A wide variety of downhole tools are used in conventional subterranean drilling operations. Such tools include, for example, drill bits, enlargement tools such as hole openers and underreamers, rotary steerable tools, measurement and logging while drilling tools, drilling motors, and stabilizers. Some such tools, for example, including certain expandable reamers, have a complex outer geometry that can create dead flow zones during drilling. Cuttings in the upwardly travelling annular column of drilling fluid can build up on the outer surface of the downhole tool at these dead zones. The presence of the cuttings can then lead to excessive abrasion and even scoring of the tool body during drilling. This phenomenon is sometimes referred to in the art as “mud ringing”. The scoring in the tool body can be so significant that the outer body of the tool must be scrapped in order to prevent crack propagation and premature or even catastrophic tool failure in service.
Various attempts have been made to solve this problem. For example, fluid flow can be diverted from the central bore of the tool to the annular column via placing one or more nozzles along the length of the affected tool. While these nozzles tend to eliminate the dead zones by creating additional hydraulic flow around the tool, they are not without drawbacks.
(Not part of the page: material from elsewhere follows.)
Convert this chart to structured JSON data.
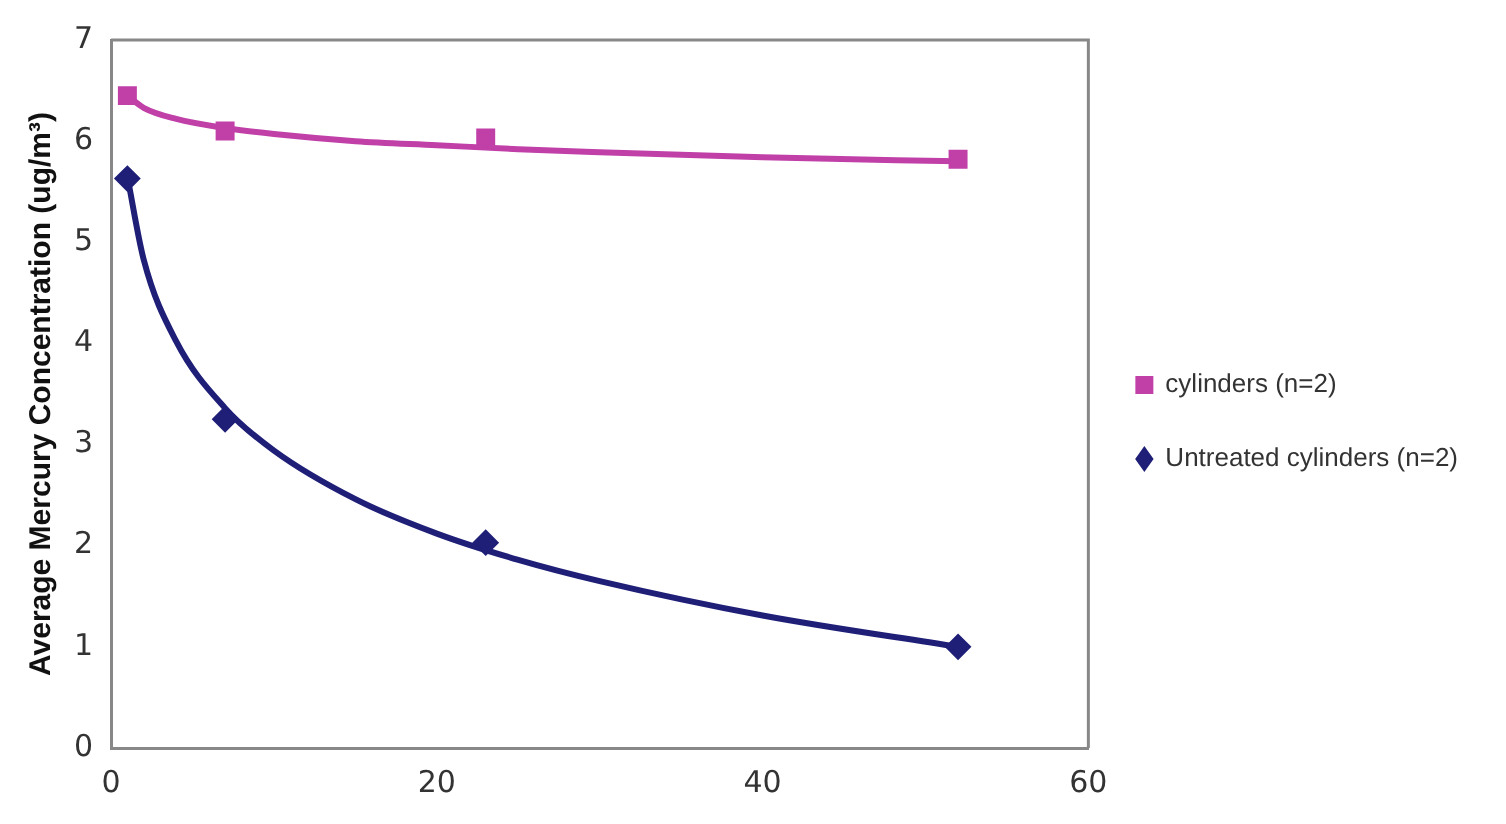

In particular, such a diversion of the drilling fluid reduces pressure at the drill bit, which can in turn reduce penetration rates. In operations that make use of a drilling motor, diverting drilling fluid also reduces the pressure in the motor, which again tends to reduce penetration rates.
Attempts have also been made to apply various wear resistant coatings to the susceptible areas of the outer tool surface. However, the application of these coatings can introduce other difficulties. For example, such wear resistant coatings can be costly and difficult to adhere to the tool body. These coatings are known to flake off during service which can result in rapid erosion of the parent metal. The application of a sufficient thickness of coating material also tends to change the geometry of the tool body. Such changes are commonly unacceptable and thus create the need for the removal of parent metal from the tool body, which can in turn compromise tool strength.
Hardbanding techniques have also been utilized (e.g., in lieu of wear resistant coatings). In one such technique, a hardbanding material (e.g., tungsten carbide particulate) is deposited in a weld puddle formed on the surface of the tool. While the use of these techniques can improve wear resistance, they also can increase the susceptibility of the tool to cracking in the weld zone. Such a susceptibility to cracking tends to limit the use of heart banding techniques in downhole applications.
Therefore a need exists for a downhole tool body that resists mud ringing without the need to apply a wear resistant coating or to divert drilling fluid. There also exists a need for a method for increasing the wear resistance of an outer surface on a downhole tool so as to reduce scoring and ringing caused by caking of mud and cuttings during drilling operations.